The party gathered around the errant wheel. It had deflated, causing the vehicle to list a few degrees.
“There’s no damage to the chassis,” Ayan pronounced. “We’ve got a spare wheel and a jack in the back, but I’m not sure the jack will support a fully-laden wagon.”
“Why?” Lee asked.
“It was made in a local factory.”
Someday, someone would invent a tyre that could be easily replaced in the field, without needing a full wheel replacement. Until then…
“Time to get our hands dirty,” Lee said.
They waited until the boiler went completely silent. No sense risking things. Then they formed a human chain. Tung stationed herself in the back of the wagon, passing the cargo to Lee, who in turn gave them to Cheung and Ayan to position by the side of the road. First out was everybody’s luggage, and food and water. Then the steam wagon’s supplies, the heavy containers of coke and water needed to power the engine. After that came the trade goods in their heavy trunks. Last up was the money, in locked strongboxes of varying designs.
As Lee worked, he planted his feet deep into the ground, drawing chi from the air and the earth into his tant’ien. The chi sustained his muscles, keeping them going and going and going. He broke into streams of sweat, but his arms and legs and hips went well past what Cheung’s and Ayan’s could stand. Twice the civilians had to rest, but they were of advanced age, and Lee took over from them.
Tung was hunched over in a compact space. The chi gathering around her told him she was doing a similar trick. Squatted as she was though, she couldn’t be utilising as much chi as he did. But like him, she worked without stopping. With the last of the cargo unloaded, she jumped out and stretched, then wandered out to the roadside to replenish her chi. And, he noticed, she was watching the road too.
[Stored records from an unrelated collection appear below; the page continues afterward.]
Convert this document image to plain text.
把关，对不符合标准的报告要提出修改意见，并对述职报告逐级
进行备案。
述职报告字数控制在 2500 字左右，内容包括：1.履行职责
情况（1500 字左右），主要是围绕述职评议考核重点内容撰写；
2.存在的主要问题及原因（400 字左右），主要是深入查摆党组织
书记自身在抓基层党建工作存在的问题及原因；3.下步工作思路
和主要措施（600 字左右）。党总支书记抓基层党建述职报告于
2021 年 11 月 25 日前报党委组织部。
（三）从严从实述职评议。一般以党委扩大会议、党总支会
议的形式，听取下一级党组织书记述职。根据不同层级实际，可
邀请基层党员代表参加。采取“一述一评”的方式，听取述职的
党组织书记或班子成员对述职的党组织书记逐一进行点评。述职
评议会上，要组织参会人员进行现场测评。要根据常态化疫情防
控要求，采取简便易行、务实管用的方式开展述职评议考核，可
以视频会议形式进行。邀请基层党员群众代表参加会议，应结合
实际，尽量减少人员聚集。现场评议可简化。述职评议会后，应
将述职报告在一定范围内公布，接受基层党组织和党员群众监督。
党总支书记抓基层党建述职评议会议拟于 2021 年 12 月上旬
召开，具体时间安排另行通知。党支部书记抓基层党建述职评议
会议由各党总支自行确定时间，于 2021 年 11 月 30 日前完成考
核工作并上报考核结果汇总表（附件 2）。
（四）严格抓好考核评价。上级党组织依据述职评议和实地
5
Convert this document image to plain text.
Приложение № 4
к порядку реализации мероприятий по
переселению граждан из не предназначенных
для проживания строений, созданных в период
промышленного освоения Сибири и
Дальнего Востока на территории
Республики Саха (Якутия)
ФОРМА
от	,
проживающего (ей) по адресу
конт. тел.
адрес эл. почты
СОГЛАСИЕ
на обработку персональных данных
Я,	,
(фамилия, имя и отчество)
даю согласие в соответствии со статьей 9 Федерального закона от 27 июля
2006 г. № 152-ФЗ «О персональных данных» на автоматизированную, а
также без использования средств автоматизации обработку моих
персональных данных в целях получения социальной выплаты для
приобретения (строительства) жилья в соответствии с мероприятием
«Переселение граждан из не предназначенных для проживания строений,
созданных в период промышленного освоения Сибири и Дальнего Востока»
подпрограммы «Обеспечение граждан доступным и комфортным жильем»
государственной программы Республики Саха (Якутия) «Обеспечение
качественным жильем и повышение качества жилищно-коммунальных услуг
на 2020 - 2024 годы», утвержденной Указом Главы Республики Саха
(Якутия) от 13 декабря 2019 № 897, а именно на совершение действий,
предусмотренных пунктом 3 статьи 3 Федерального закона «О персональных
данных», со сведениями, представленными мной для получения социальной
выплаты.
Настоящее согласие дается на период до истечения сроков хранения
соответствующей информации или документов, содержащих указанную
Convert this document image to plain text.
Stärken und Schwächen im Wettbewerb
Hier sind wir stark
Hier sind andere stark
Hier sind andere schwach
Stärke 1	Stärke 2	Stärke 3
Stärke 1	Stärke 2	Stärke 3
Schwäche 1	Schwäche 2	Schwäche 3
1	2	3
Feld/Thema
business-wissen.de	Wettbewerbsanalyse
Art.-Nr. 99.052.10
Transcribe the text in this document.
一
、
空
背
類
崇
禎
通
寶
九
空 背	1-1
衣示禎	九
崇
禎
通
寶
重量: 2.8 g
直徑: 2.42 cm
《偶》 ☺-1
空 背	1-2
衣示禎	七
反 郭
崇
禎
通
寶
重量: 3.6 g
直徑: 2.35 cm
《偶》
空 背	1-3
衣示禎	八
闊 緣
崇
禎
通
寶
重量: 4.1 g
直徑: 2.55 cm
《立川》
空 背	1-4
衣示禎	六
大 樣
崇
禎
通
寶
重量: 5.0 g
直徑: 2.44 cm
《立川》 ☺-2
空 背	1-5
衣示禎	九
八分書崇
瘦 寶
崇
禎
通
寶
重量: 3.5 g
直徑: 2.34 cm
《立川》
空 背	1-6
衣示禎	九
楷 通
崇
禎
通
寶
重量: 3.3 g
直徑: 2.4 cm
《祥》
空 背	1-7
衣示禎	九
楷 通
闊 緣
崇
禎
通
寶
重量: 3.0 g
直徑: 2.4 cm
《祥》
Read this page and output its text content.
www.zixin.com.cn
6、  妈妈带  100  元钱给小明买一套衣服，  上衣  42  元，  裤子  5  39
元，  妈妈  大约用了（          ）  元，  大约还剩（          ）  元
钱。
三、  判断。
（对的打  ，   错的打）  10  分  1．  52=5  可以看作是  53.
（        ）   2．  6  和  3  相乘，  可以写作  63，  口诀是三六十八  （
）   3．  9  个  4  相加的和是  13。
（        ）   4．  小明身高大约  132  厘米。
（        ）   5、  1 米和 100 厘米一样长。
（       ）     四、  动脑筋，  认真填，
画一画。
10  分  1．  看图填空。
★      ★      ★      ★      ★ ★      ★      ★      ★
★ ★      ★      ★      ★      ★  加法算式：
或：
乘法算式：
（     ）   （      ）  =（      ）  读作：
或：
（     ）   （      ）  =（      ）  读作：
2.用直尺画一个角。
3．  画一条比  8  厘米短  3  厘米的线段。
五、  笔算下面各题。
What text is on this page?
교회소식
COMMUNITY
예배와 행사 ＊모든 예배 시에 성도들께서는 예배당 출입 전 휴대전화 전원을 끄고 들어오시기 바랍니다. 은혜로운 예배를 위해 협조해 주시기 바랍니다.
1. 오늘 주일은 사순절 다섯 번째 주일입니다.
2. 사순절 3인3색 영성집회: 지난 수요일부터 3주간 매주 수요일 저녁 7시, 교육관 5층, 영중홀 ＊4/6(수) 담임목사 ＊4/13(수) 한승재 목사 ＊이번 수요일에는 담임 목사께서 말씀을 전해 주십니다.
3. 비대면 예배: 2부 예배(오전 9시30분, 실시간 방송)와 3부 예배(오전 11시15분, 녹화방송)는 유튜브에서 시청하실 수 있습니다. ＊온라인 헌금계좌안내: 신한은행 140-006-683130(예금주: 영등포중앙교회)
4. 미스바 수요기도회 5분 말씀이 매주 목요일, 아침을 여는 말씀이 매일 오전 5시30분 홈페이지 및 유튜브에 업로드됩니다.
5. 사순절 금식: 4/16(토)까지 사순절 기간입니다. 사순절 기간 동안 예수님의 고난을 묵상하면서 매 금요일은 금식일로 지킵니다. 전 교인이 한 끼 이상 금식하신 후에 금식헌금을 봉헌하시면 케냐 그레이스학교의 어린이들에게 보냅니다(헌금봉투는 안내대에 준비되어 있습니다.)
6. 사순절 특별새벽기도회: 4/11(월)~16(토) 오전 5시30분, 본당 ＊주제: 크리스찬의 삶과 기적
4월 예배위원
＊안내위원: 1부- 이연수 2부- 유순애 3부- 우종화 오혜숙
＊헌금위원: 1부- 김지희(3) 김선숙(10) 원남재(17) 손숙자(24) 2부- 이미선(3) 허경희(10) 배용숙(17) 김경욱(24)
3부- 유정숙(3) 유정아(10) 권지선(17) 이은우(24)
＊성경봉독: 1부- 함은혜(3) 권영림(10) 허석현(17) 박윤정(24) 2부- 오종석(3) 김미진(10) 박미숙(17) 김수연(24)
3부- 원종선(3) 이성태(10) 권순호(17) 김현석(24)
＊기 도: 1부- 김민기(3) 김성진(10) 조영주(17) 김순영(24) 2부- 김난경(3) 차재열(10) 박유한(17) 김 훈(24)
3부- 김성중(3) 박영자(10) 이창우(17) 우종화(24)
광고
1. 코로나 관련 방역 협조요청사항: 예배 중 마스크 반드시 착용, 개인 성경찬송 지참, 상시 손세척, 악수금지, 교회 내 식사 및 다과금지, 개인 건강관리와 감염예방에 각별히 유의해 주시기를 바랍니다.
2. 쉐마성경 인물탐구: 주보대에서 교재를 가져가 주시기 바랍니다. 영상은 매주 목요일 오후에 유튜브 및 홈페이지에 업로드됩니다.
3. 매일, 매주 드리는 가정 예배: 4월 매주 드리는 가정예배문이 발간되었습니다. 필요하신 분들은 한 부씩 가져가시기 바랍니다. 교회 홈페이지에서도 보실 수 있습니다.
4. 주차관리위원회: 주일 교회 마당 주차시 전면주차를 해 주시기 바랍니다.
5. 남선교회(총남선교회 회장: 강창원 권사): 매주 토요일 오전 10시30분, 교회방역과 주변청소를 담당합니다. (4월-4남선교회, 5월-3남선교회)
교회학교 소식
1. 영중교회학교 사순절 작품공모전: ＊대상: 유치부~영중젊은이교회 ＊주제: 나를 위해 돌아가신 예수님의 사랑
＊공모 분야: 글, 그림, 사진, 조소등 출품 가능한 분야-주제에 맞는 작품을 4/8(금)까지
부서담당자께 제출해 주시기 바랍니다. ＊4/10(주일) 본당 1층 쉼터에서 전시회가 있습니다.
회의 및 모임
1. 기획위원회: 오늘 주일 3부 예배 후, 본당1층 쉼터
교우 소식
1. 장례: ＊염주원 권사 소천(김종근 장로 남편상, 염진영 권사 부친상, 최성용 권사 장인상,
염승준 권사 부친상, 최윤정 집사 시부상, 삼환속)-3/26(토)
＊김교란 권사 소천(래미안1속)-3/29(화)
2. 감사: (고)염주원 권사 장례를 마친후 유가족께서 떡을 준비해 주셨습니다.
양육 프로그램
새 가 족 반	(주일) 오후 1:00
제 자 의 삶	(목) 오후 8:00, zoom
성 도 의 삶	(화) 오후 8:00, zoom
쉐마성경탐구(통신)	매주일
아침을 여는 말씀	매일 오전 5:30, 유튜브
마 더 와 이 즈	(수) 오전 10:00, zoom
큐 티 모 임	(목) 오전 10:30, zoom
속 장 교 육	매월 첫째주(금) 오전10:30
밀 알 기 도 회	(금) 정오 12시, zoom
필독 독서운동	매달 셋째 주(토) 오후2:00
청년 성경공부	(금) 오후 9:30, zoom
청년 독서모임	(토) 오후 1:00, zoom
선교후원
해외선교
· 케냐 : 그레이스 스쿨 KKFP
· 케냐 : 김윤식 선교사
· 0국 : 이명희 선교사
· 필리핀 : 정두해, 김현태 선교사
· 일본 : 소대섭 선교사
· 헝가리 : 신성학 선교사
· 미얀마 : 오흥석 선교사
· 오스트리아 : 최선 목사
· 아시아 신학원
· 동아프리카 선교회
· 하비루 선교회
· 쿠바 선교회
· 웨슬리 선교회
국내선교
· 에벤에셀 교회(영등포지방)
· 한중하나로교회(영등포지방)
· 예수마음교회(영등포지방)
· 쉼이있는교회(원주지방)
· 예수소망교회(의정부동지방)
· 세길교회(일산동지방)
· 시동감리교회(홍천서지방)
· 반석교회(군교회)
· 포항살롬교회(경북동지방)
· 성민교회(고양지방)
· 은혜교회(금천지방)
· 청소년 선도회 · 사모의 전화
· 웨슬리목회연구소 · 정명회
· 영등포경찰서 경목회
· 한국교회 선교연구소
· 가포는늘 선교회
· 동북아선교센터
“Off the road!” Tung shouted.
Lee stepped back. Tung stepped forward. A horse-drawn wagon sped past. The rider didn’t pause to glance at the stopped vehicle. He just urged his horses on, slowing only when he was well ahead of them.
“That was rude,” Tung said.
“He’s a Manche,” Ayan replied. “People mind their own business here.”
Tung muttered something under her breath.
As Cheung and Ayan changed the wheel, Lee and Tung stood guard. There was no better target than a stationary one. When they were done, Ayan tossed the old wheel by the side of the road. Then they topped off the boiler and loaded up all their cargo in reverse order. Cheung fired up the wagon’s boiler and prepared tea. As they waited for steam pressure to build, the four gathered outside the wagon, stretching and drinking tea and munching on trail food.
“This is not good,” Cheung said.
“What’s wrong?” Lee asked.
“Past the floodplain, there’s some forested hills. Bandits like setting up ambushes there. I was hoping to cross the forest before nightfall, but we’ve lost almost two hours.”
A mankiller’s grin streaked across Tung’s face. “Good thing you hired us.”